FOSEL board member, architect Michelle Laboy, who worked with Adams on several restaurant projects, described the Providence-born chef as a genuine and creative culinary star, dedicated not just to fabulous menus in expensive establishments but also as someone committed to working closely with local farmers and purveyors, using a finish carpenter from Pawtucket and a metalsmith from Western Massachusetts, for example. Adams, who ran Rialto restaurant in Cambridge for 22 years until it closed in 2016, was awarded four stars within months after it opened by the Boston Globe, is also dedicated to child advocacy and hunger relief organizations. She was made Humanitarian of the Year in 2010 by Share Our Strength, an organization engaged in fighting childhood hunger. "I cooked beautiful and expensive meals at Rialto," Adams said, "but it is important to recognize food is important for many people so I balance my work with my efforts at food banks and related organizations. It's scary to think you wouldn't have enough to eat so I am honored to do that work."

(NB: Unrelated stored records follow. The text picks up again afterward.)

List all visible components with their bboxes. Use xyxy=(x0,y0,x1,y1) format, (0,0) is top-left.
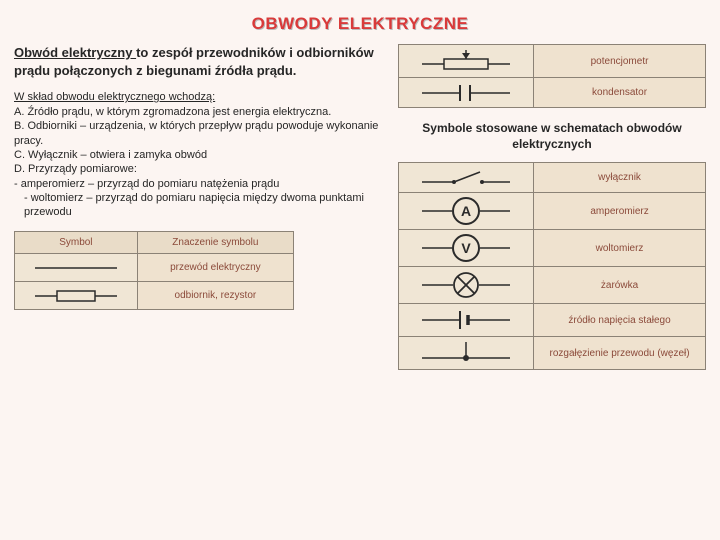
symbol-label: źródło napięcia stałego xyxy=(534,304,706,337)
ammeter-icon: A xyxy=(416,196,516,226)
symbol-label: potencjometr xyxy=(534,45,706,78)
table-row: żarówka xyxy=(399,267,706,304)
left-symbol-table: Symbol Znaczenie symbolu przewód elektry… xyxy=(14,231,294,310)
svg-text:V: V xyxy=(461,240,471,256)
symbol-label: żarówka xyxy=(534,267,706,304)
right-column: potencjometr kondensator Symbole stosowa… xyxy=(398,44,706,370)
left-column: Obwód elektryczny to zespół przewodników… xyxy=(14,44,380,370)
symbol-label: kondensator xyxy=(534,78,706,108)
symbol-label: odbiornik, rezystor xyxy=(137,282,293,310)
voltmeter-icon: V xyxy=(416,233,516,263)
page-title: OBWODY ELEKTRYCZNE xyxy=(0,0,720,44)
component-d1: - amperomierz – przyrząd do pomiaru natę… xyxy=(14,177,380,191)
table-row: przewód elektryczny xyxy=(15,254,294,282)
branch-icon xyxy=(416,340,516,366)
table-row: potencjometr xyxy=(399,45,706,78)
component-c: C. Wyłącznik – otwiera i zamyka obwód xyxy=(14,148,380,162)
component-a: A. Źródło prądu, w którym zgromadzona je… xyxy=(14,105,380,119)
capacitor-icon xyxy=(416,82,516,104)
bulb-icon xyxy=(416,270,516,300)
symbol-label: rozgałęzienie przewodu (węzeł) xyxy=(534,337,706,370)
component-b: B. Odbiorniki – urządzenia, w których pr… xyxy=(14,119,380,148)
symbol-label: przewód elektryczny xyxy=(137,254,293,282)
switch-icon xyxy=(416,167,516,189)
potentiometer-icon xyxy=(416,48,516,74)
left-table-h1: Symbol xyxy=(15,232,138,254)
definition-term: Obwód elektryczny xyxy=(14,45,136,60)
table-row: V woltomierz xyxy=(399,230,706,267)
definition: Obwód elektryczny to zespół przewodników… xyxy=(14,44,380,79)
component-d2: - woltomierz – przyrząd do pomiaru napię… xyxy=(14,191,380,220)
left-table-h2: Znaczenie symbolu xyxy=(137,232,293,254)
table-row: A amperomierz xyxy=(399,193,706,230)
table-row: wyłącznik xyxy=(399,163,706,193)
symbol-label: amperomierz xyxy=(534,193,706,230)
right-top-table: potencjometr kondensator xyxy=(398,44,706,108)
table-row: kondensator xyxy=(399,78,706,108)
table-row: źródło napięcia stałego xyxy=(399,304,706,337)
component-d: D. Przyrządy pomiarowe: xyxy=(14,162,380,176)
table-row: odbiornik, rezystor xyxy=(15,282,294,310)
dc-source-icon xyxy=(416,307,516,333)
subtitle: Symbole stosowane w schematach obwodów e… xyxy=(398,120,706,152)
resistor-icon xyxy=(31,286,121,306)
symbol-label: wyłącznik xyxy=(534,163,706,193)
components-heading: W skład obwodu elektrycznego wchodzą: xyxy=(14,91,380,103)
svg-text:A: A xyxy=(461,203,471,219)
table-row: rozgałęzienie przewodu (węzeł) xyxy=(399,337,706,370)
symbol-label: woltomierz xyxy=(534,230,706,267)
wire-icon xyxy=(31,260,121,276)
right-bottom-table: wyłącznik A amperomierz V woltomierz żar… xyxy=(398,162,706,370)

Adams, who is currently is the chef-owner of Boston-based Porto, Trade and Saloniki (which has a second location in Cambridge), met cooking pioneer Julia Child accidentally when she washed dishes for a fundraiser sponsored by Planned Parenthood. The daughter of two librarians (father at Brown University, mother in the Providence Public Library and later at the Whaling Museum in New Bedford), Adams had just quit her first career (as a nurse practitioner) and her first husband. Not having had a television in the family she grew up in, she had no idea who Child was but it was the start of her culinary career. She was hired by Lydia Shire at Seasons, where Gordon Hamersley was the sous-chef, and where she "burnt myself and cut myself" on the way to becoming a star chef herself. She opened up Hamersley's with Hamersley and his wife, Fiona. When she started at Rialto, Joanne Chang, of Flour, and now herself the owner --with her husband-- of a four-star restaurant, Myers & Chang, was her first pastry chef.
Adams described running restaurants as a "tough business," where navigating a very challenging labor market is critical. "A good manger is hard to find," she reflected. Creating a team that feels invested in their work environment requires her to spend a lot of time teaching her employees on the ins and outs of it, which she enjoys. "We are looking at educating our staff so they understand our business. We open our books to them so they know how their jobs have an impact on the business." In a competitive labor market, Adams says, "this is what sets us apart."